THE lesson to be drawn from those facts is the need to restore transparency in all the opaque corners of the financial system.
- For banks, this requires that they disclose on an ongoing basis their current asset, liability and off-balance sheet exposure data.
- For structured finance securities, this requires that each security disclose before the next beginning of the next business day all the activities, like payments and delinquencies, that occurred with the underlying collateral.
Regulators on both sides of the Atlantic failed to act on clear warnings that the Libor interest rate was being falsely reported by banks during the financial crisis, it emerged last night....
An unnamed Barclays employee told a New York Fed analyst, Fabiola Ravazzolo, on 11 April 2008: "So we know that we're not posting, um, an honest Libor."
He said Barclays started under-reporting Libor because graphs showing the relatively high rates at which the bank had to borrow attracted "unwanted attention" and the "share price went down".
The verbatim note of the call released by the Fed represents the starkest evidence yet that Libor-fiddling was discussed in high regulatory circles years before Barclays' recent £290m fine.

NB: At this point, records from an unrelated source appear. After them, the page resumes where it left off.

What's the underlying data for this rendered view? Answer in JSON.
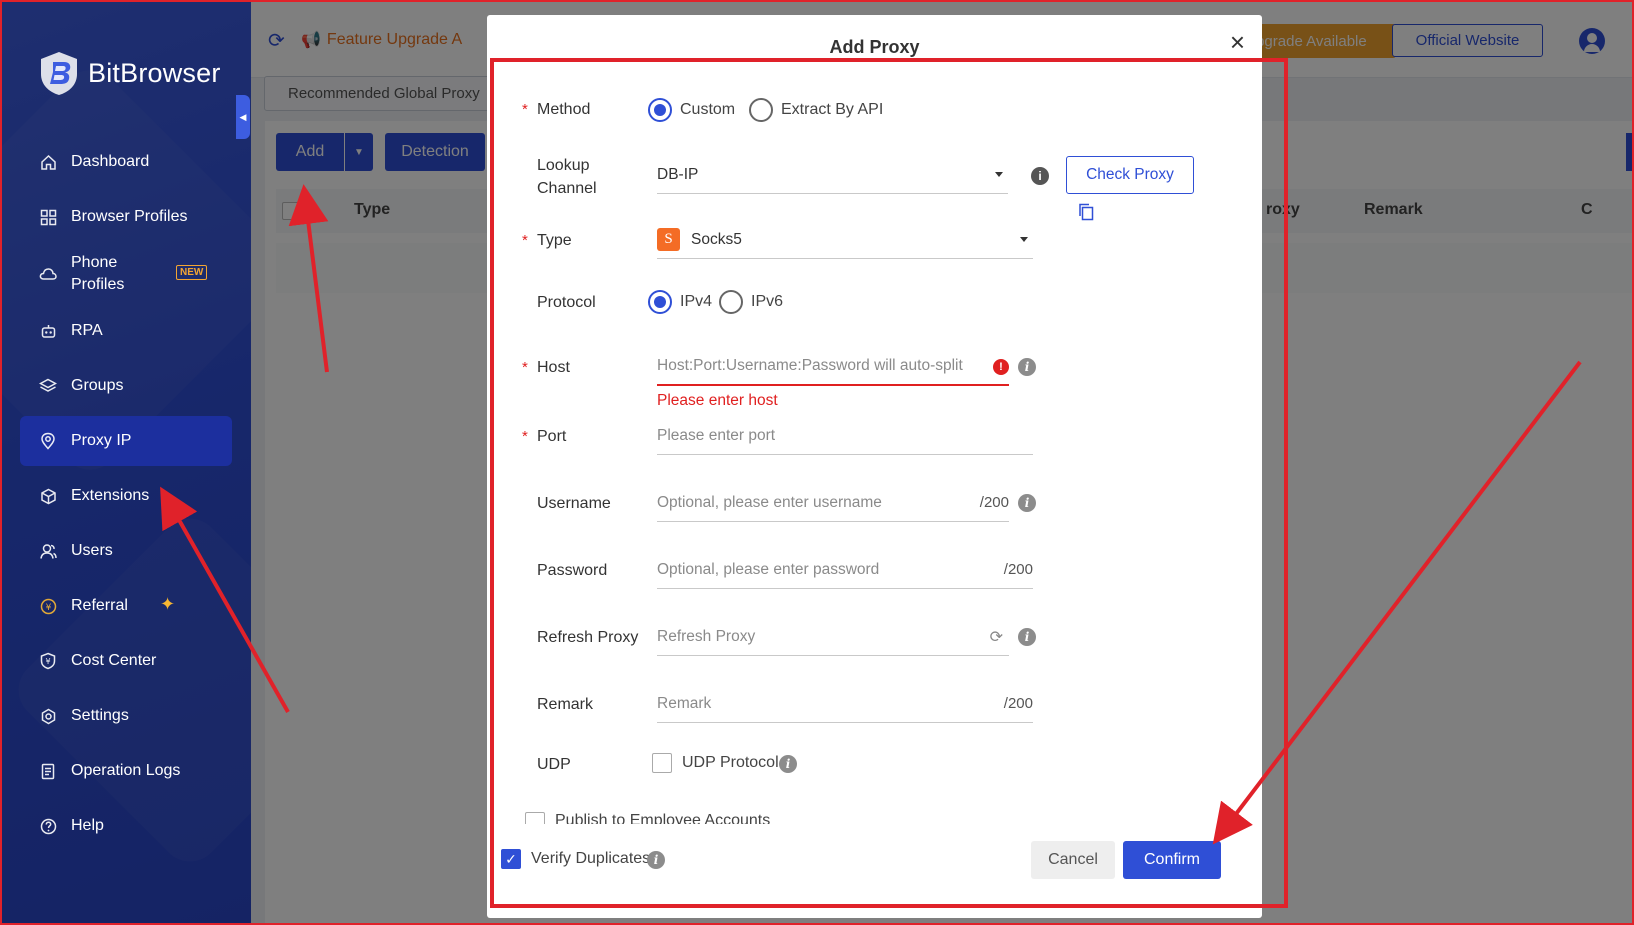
{
  "app": {
    "name": "BitBrowser",
    "feature_upgrade": "Feature Upgrade A",
    "upgrade_available": "Upgrade Available",
    "official_website": "Official Website"
  },
  "sidebar": {
    "items": [
      {
        "label": "Dashboard",
        "icon": "home-icon"
      },
      {
        "label": "Browser Profiles",
        "icon": "grid-icon"
      },
      {
        "label": "Phone Profiles",
        "icon": "cloud-phone-icon",
        "badge": "NEW"
      },
      {
        "label": "RPA",
        "icon": "robot-icon"
      },
      {
        "label": "Groups",
        "icon": "layers-icon"
      },
      {
        "label": "Proxy IP",
        "icon": "location-pin-icon",
        "active": true
      },
      {
        "label": "Extensions",
        "icon": "cube-icon"
      },
      {
        "label": "Users",
        "icon": "users-icon"
      },
      {
        "label": "Referral",
        "icon": "coin-icon"
      },
      {
        "label": "Cost Center",
        "icon": "shield-yen-icon"
      },
      {
        "label": "Settings",
        "icon": "gear-icon"
      },
      {
        "label": "Operation Logs",
        "icon": "log-icon"
      },
      {
        "label": "Help",
        "icon": "help-icon"
      }
    ]
  },
  "content": {
    "tab": "Recommended Global Proxy",
    "add_label": "Add",
    "detection_label": "Detection",
    "columns": {
      "type": "Type",
      "proxy": "roxy",
      "remark": "Remark",
      "c": "C"
    }
  },
  "modal": {
    "title": "Add Proxy",
    "method": {
      "label": "Method",
      "options": [
        "Custom",
        "Extract By API"
      ],
      "selected": "Custom"
    },
    "lookup": {
      "label_line1": "Lookup",
      "label_line2": "Channel",
      "value": "DB-IP",
      "check_label": "Check Proxy"
    },
    "type": {
      "label": "Type",
      "badge": "S",
      "value": "Socks5"
    },
    "protocol": {
      "label": "Protocol",
      "options": [
        "IPv4",
        "IPv6"
      ],
      "selected": "IPv4"
    },
    "host": {
      "label": "Host",
      "placeholder": "Host:Port:Username:Password will auto-split",
      "error": "Please enter host"
    },
    "port": {
      "label": "Port",
      "placeholder": "Please enter port"
    },
    "username": {
      "label": "Username",
      "placeholder": "Optional, please enter username",
      "counter": "/200"
    },
    "password": {
      "label": "Password",
      "placeholder": "Optional, please enter password",
      "counter": "/200"
    },
    "refresh": {
      "label": "Refresh Proxy",
      "placeholder": "Refresh Proxy"
    },
    "remark": {
      "label": "Remark",
      "placeholder": "Remark",
      "counter": "/200"
    },
    "udp": {
      "label": "UDP",
      "checkbox_label": "UDP Protocol",
      "checked": false
    },
    "publish": {
      "label": "Publish to Employee Accounts"
    },
    "verify": {
      "label": "Verify Duplicates",
      "checked": true
    },
    "cancel_label": "Cancel",
    "confirm_label": "Confirm"
  },
  "colors": {
    "primary": "#2f4fd6",
    "sidebar": "#3d5de0",
    "error": "#e02020",
    "annotation": "#e0222a",
    "warning": "#f0a22e"
  }
}
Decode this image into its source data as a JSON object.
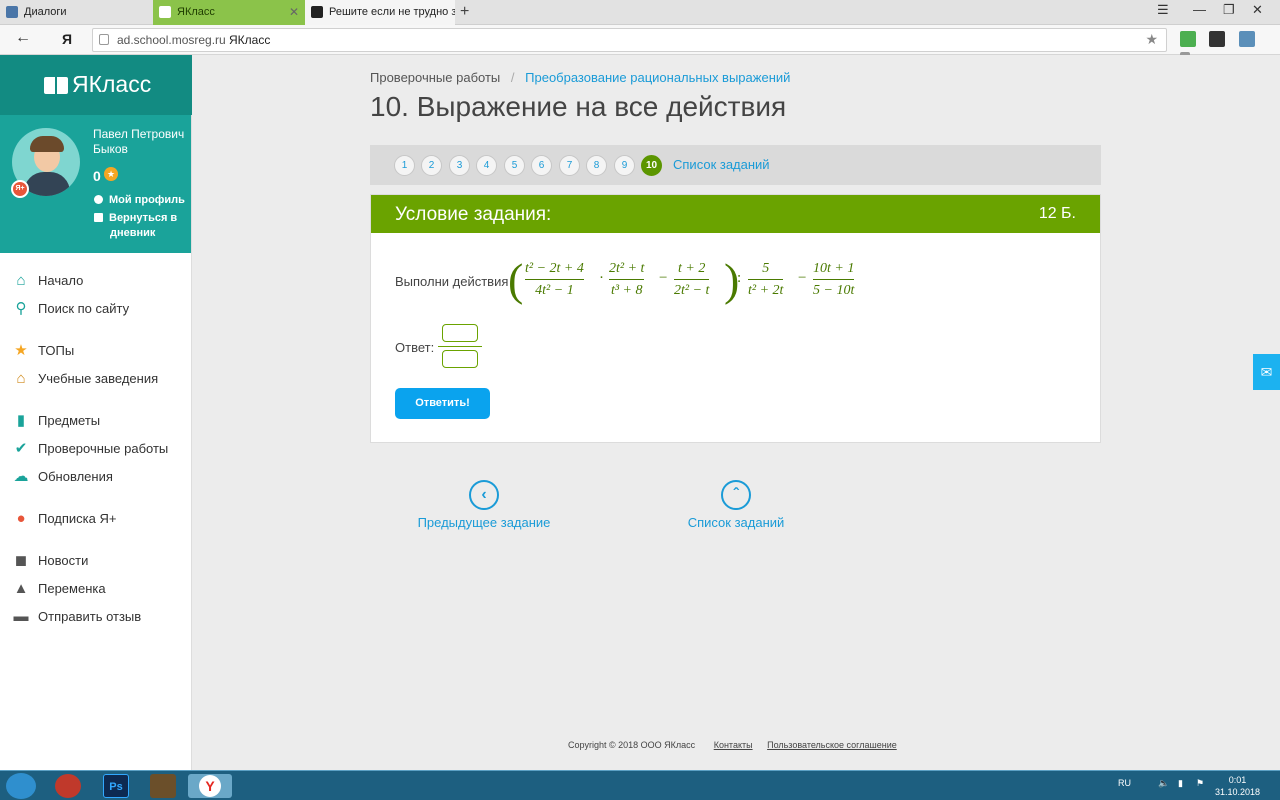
{
  "browser": {
    "tabs": [
      {
        "label": "Диалоги"
      },
      {
        "label": "ЯКласс"
      },
      {
        "label": "Решите если не трудно за"
      }
    ],
    "address": {
      "host": "ad.school.mosreg.ru",
      "title": "ЯКласс",
      "ya": "Я"
    }
  },
  "sidebar": {
    "logo": "ЯКласс",
    "user": {
      "name": "Павел Петрович Быков",
      "score": "0"
    },
    "links": {
      "profile": "Мой профиль",
      "diary": "Вернуться в дневник"
    },
    "menu": [
      {
        "label": "Начало",
        "icon": "home-icon"
      },
      {
        "label": "Поиск по сайту",
        "icon": "search-icon"
      },
      {
        "label": "ТОПы",
        "icon": "star-icon"
      },
      {
        "label": "Учебные заведения",
        "icon": "institution-icon"
      },
      {
        "label": "Предметы",
        "icon": "subjects-icon"
      },
      {
        "label": "Проверочные работы",
        "icon": "check-icon"
      },
      {
        "label": "Обновления",
        "icon": "updates-icon"
      },
      {
        "label": "Подписка Я+",
        "icon": "subscription-icon"
      },
      {
        "label": "Новости",
        "icon": "news-icon"
      },
      {
        "label": "Переменка",
        "icon": "bell-icon"
      },
      {
        "label": "Отправить отзыв",
        "icon": "feedback-icon"
      }
    ]
  },
  "main": {
    "breadcrumb": {
      "parent": "Проверочные работы",
      "sep": "/",
      "current": "Преобразование рациональных выражений"
    },
    "title": "10. Выражение на все действия",
    "task_numbers": [
      "1",
      "2",
      "3",
      "4",
      "5",
      "6",
      "7",
      "8",
      "9",
      "10"
    ],
    "active_task": "10",
    "task_list_link": "Список заданий",
    "card": {
      "header": "Условие задания:",
      "points": "12 Б.",
      "instruction": "Выполни действия",
      "expression": {
        "f1": {
          "num": "t² − 2t + 4",
          "den": "4t² − 1"
        },
        "dot": "·",
        "f2": {
          "num": "2t² + t",
          "den": "t³ + 8"
        },
        "minus1": "−",
        "f3": {
          "num": "t + 2",
          "den": "2t² − t"
        },
        "colon": ":",
        "f4": {
          "num": "5",
          "den": "t² + 2t"
        },
        "minus2": "−",
        "f5": {
          "num": "10t + 1",
          "den": "5 − 10t"
        }
      },
      "answer_label": "Ответ:",
      "answer_numerator": "",
      "answer_denominator": "",
      "submit": "Ответить!"
    },
    "prev_task": "Предыдущее задание",
    "task_list": "Список заданий",
    "footer": {
      "copyright": "Copyright © 2018 ООО ЯКласс",
      "contacts": "Контакты",
      "agreement": "Пользовательское соглашение"
    }
  },
  "taskbar": {
    "lang": "RU",
    "time": "0:01",
    "date": "31.10.2018"
  },
  "colors": {
    "brand": "#1aa39a",
    "accent_green": "#6aa300",
    "link": "#1a9bd7",
    "button": "#0aa3ee"
  }
}
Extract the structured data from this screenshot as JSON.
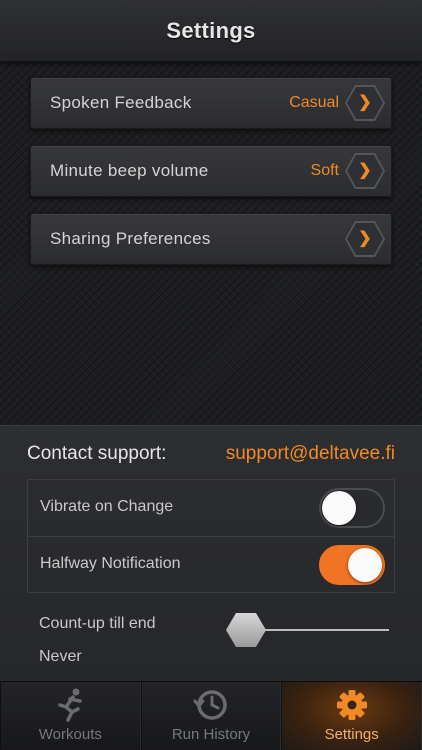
{
  "header": {
    "title": "Settings"
  },
  "settings_rows": [
    {
      "label": "Spoken Feedback",
      "value": "Casual"
    },
    {
      "label": "Minute beep volume",
      "value": "Soft"
    },
    {
      "label": "Sharing Preferences",
      "value": ""
    }
  ],
  "support": {
    "label": "Contact support:",
    "email": "support@deltavee.fi"
  },
  "toggles": [
    {
      "label": "Vibrate on Change",
      "state": "off"
    },
    {
      "label": "Halfway Notification",
      "state": "on"
    }
  ],
  "countup": {
    "label": "Count-up till end",
    "value": "Never",
    "slider_level": 0
  },
  "tabs": [
    {
      "label": "Workouts",
      "icon": "runner-icon"
    },
    {
      "label": "Run History",
      "icon": "history-clock-icon"
    },
    {
      "label": "Settings",
      "icon": "gear-icon"
    }
  ],
  "colors": {
    "accent": "#f08a24",
    "toggle_on": "#f07423"
  }
}
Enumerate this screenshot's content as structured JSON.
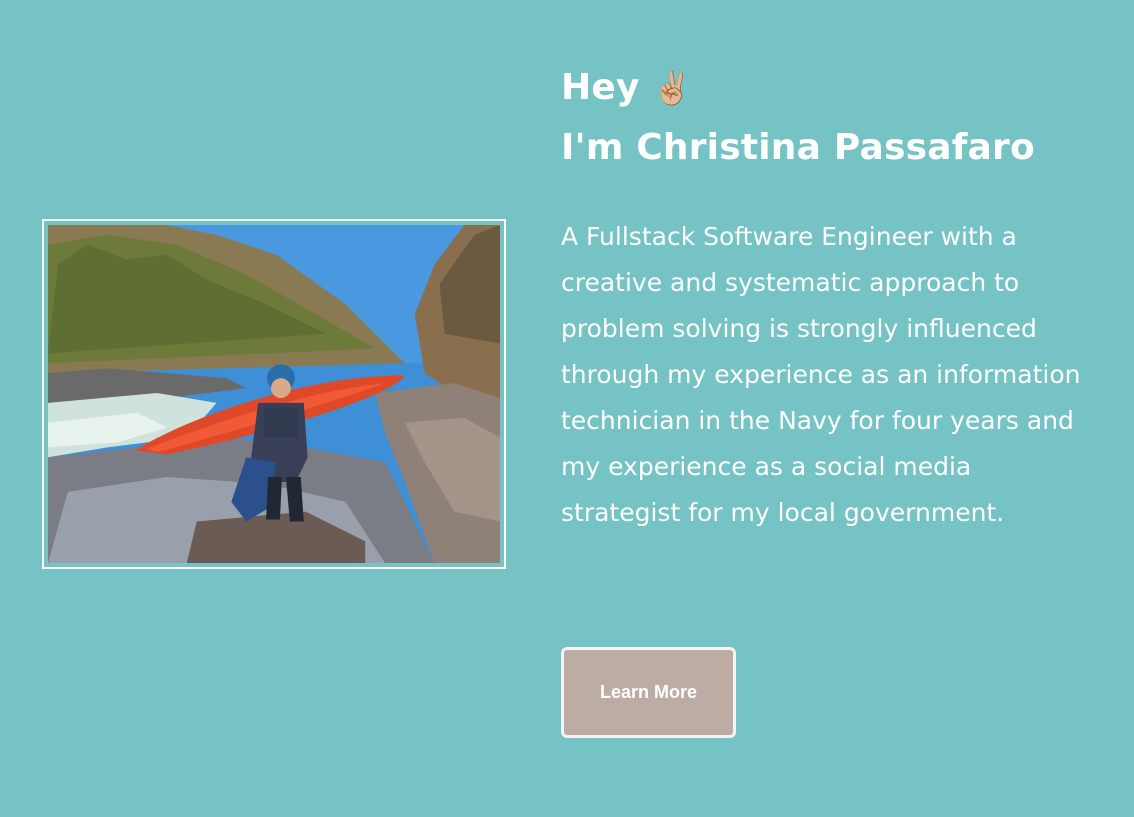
{
  "hero": {
    "greeting_word": "Hey",
    "greeting_emoji": "✌🏼",
    "name_line": "I'm Christina Passafaro",
    "bio": "A Fullstack Software Engineer with a creative and systematic approach to problem solving is strongly influenced through my experience as an information technician in the Navy for four years and my experience as a social media strategist for my local government.",
    "button_label": "Learn More",
    "photo_icon": "kayaker-photo"
  },
  "colors": {
    "background": "#75c3c4",
    "text": "#ffffff",
    "button_bg": "#bcaca3",
    "button_border": "#f4f4f4"
  }
}
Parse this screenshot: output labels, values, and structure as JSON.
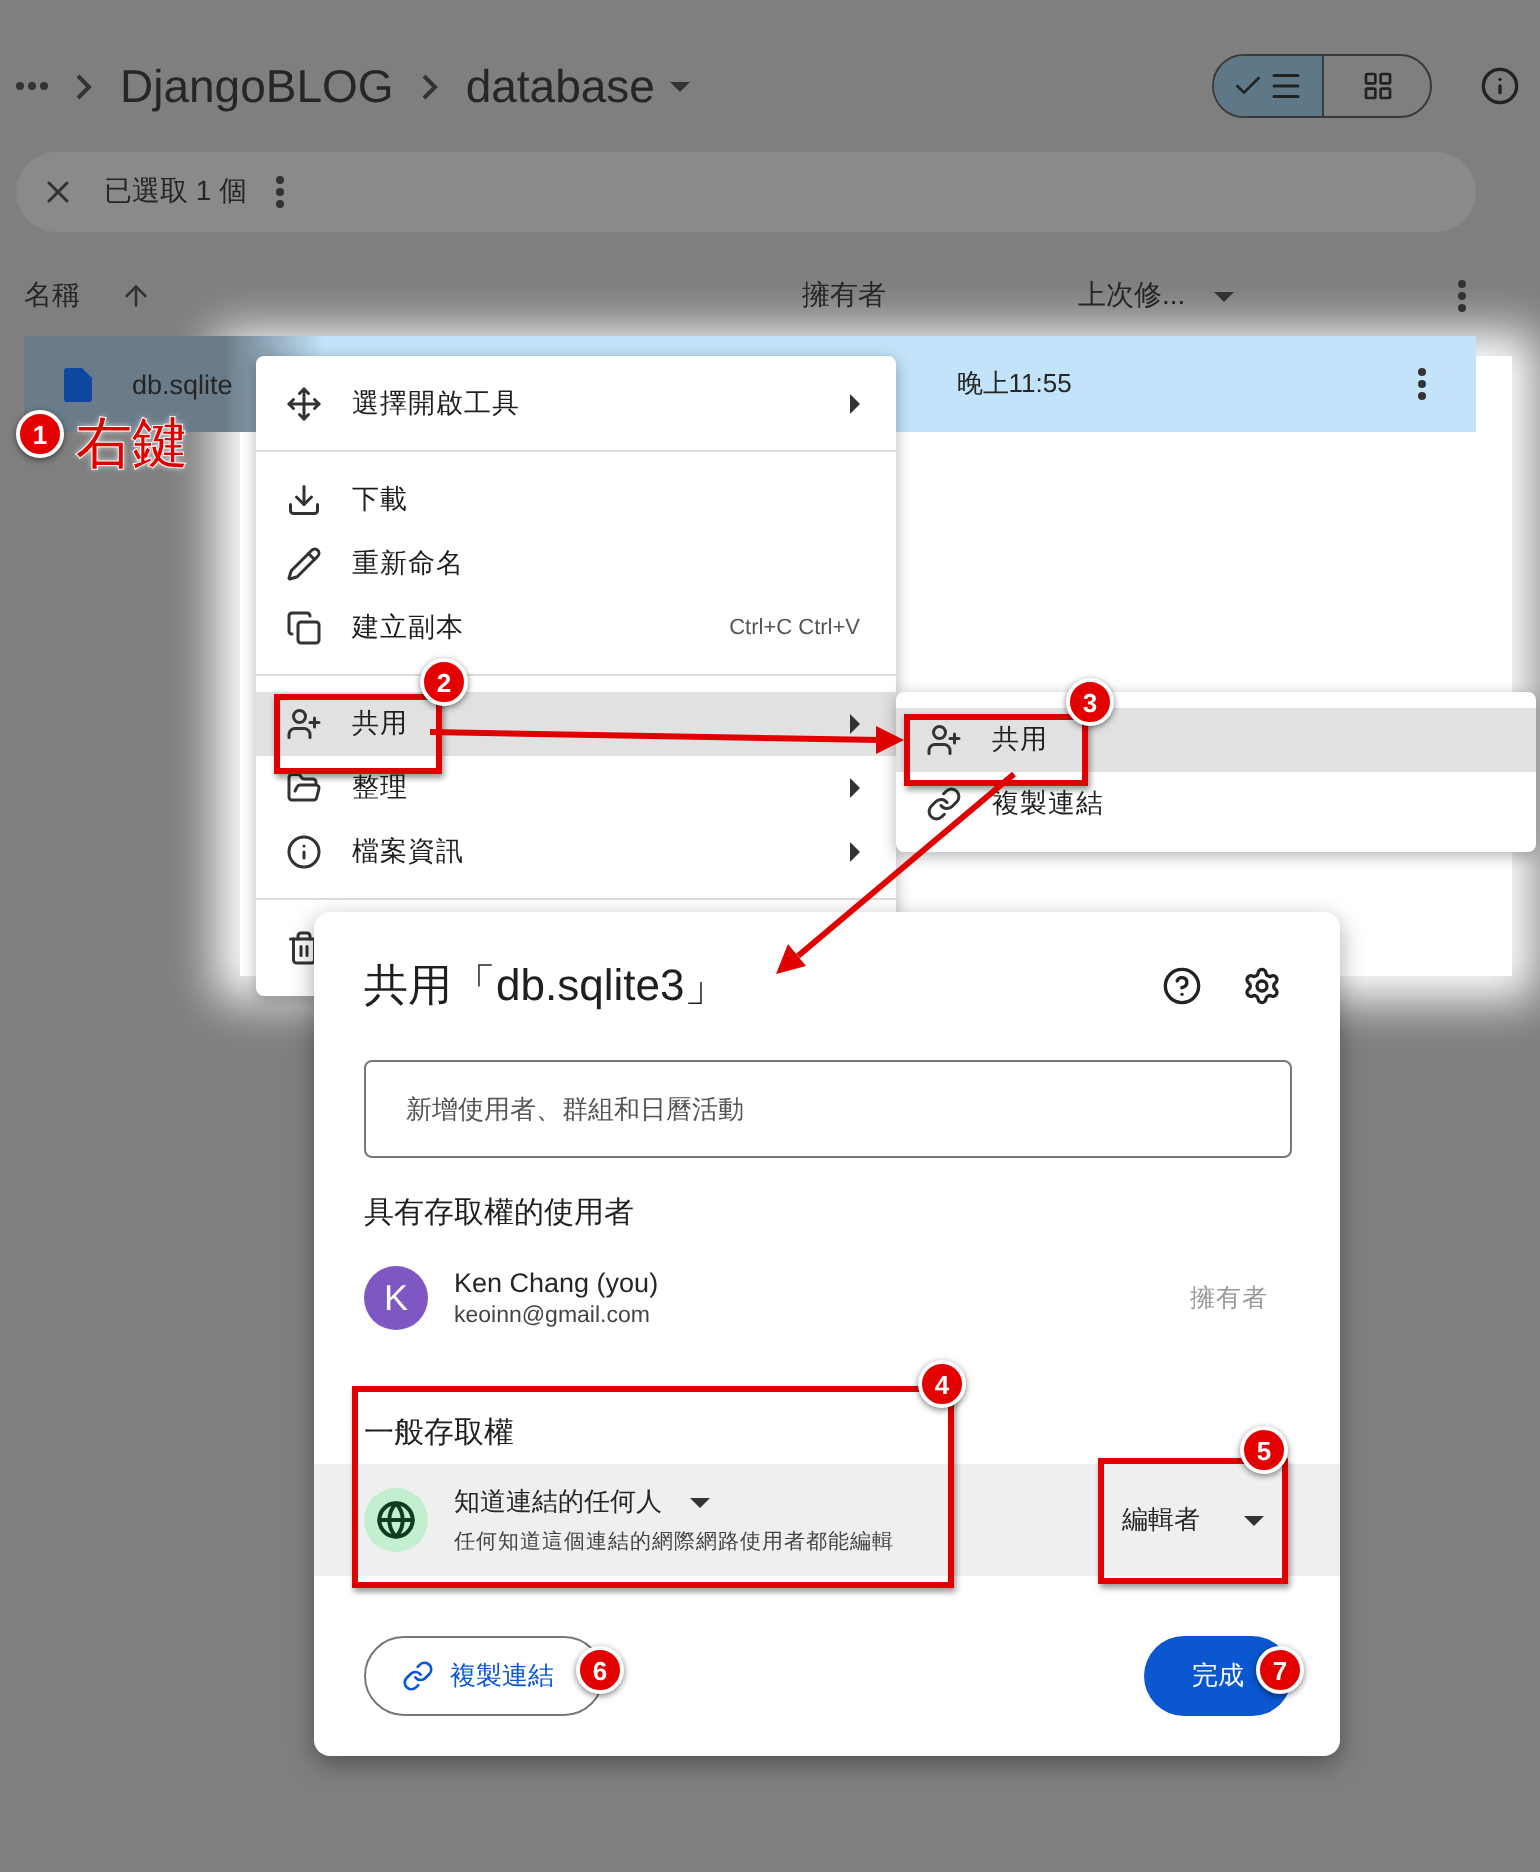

The New York Fed said that, immediately after the call, Ms Ravazzolo informed her superiors of the information, who then passed on her concerns to Tim Geithner, who was head of the New York Fed at the time.
Mr Geithner investigated and drew up a six-point proposal for ensuring the integrity of Libor which he presented to the British Bankers Association, which is responsible for producing the Libor rate daily.
Mr Geithner, who is now US Treasury Secretary, also forwarded the six-point plan to the Governor of the Bank of England, Sir Mervyn King.
The Bank pointed out last night that there was no evidence in the Geithner letter of banks actually making false submissions – although then note did allude to "incentives to misreport".....Which suggests that the Geithner letter was written solely to try to cover Mr. Geithner's backside as oppose to spurring the Bank of England to take some action.
What is clear is during the debate about the Dodd-Frank Act, Mr. Geithner did not share the simple fact that banks had been manipulating Libor with the US public.
As a result of this failure to disclose this information, the debate did not focus on how to bring transparency to all the opaque corners of the financial system.
This is reflected in the Dodd-Frank Act which does nothing to bring transparency to all the opaque corners of the financial system and ensure that market participants have access to all the useful, relevant information in an appropriate, timely manner.